OPEN Proceedings of the National Academy of Sciences of the United States of America | 27 Jun 2013
ES Gloag, L Turnbull, A Huang, P Vallotton, H Wang, LM Nolan, L Mililli, C Hunt, J Lu, SR Osvath, LG Monahan, R Cavaliere, IG Charles, MP Wand, ML Gee, R Prabhakar and CB Whitchurch
Twitching motility-mediated biofilm expansion is a complex, multicellular behavior that enables the active colonization of surfaces by many species of bacteria. In this study we have explored the emergence of intricate network patterns of interconnected trails that form in actively expanding biofilms of Pseudomonas aeruginosa. We have used high-resolution, phase-contrast time-lapse microscopy and developed sophisticated computer vision algorithms to track and analyze individual cell movements during expansion of P. aeruginosa biofilms. We have also used atomic force microscopy to examine the topography of the substrate underneath the expanding biofilm. Our analyses reveal that at the leading edge of the biofilm, highly coherent groups of bacteria migrate across the surface of the semisolid media and in doing so create furrows along which following cells preferentially migrate.

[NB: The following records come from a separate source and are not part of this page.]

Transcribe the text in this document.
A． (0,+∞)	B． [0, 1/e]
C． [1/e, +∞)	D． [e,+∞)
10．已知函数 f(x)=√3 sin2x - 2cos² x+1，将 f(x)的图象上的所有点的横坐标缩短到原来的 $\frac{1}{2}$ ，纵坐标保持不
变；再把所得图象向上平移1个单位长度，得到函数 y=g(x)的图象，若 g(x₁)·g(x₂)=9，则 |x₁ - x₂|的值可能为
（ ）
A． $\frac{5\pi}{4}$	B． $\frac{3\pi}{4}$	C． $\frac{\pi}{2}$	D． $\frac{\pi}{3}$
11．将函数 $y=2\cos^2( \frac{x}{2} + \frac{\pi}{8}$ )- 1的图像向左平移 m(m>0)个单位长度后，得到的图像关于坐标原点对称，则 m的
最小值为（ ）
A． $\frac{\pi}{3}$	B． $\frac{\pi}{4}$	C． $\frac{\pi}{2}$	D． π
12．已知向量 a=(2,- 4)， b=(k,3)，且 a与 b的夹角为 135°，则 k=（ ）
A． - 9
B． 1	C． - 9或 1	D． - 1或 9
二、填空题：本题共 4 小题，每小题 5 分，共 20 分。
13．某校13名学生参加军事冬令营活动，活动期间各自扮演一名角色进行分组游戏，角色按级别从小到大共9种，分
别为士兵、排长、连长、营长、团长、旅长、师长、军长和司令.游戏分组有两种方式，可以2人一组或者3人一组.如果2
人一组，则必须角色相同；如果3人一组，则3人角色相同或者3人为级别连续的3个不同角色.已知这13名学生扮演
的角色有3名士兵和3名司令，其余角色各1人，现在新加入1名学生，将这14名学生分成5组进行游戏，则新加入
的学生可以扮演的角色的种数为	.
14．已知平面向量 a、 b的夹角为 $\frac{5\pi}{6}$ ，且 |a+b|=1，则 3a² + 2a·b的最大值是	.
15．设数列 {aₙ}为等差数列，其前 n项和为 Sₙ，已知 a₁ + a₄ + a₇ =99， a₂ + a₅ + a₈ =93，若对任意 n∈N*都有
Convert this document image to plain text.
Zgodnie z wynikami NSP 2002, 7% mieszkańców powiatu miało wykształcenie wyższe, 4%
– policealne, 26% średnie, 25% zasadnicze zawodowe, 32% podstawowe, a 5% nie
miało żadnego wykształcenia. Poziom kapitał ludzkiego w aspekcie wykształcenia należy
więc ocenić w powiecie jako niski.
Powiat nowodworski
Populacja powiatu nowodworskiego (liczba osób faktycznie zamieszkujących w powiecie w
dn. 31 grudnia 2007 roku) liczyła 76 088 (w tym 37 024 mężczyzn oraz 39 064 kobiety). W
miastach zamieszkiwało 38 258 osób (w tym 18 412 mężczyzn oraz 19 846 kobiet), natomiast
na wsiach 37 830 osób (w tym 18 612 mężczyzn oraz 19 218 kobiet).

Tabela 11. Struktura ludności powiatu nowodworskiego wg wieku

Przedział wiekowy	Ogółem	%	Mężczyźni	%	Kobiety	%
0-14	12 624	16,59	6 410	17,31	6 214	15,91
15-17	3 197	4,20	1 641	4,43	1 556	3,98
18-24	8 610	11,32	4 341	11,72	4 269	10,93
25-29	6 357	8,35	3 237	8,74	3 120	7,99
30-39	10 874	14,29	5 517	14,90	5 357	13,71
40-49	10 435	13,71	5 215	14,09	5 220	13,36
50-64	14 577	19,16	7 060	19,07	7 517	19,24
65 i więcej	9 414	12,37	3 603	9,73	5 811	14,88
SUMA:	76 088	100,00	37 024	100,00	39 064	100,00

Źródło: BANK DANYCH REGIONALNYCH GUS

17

This leads to the emergence of a network of trails that guide mass transit toward the leading edges of the biofilm. We have also determined that extracellular DNA (eDNA) facilitates efficient traffic flow throughout the furrow network by maintaining coherent cell alignments, thereby avoiding traffic jams and ensuring an efficient supply of cells to the migrating front. Our analyses reveal that eDNA also coordinates the movements of cells in the leading edge vanguard rafts and is required for the assembly of cells into the “bulldozer” aggregates that forge the interconnecting furrows. Our observations have revealed that large-scale self-organization of cells in actively expanding biofilms of P. aeruginosa occurs through construction of an intricate network of furrows that is facilitated by eDNA.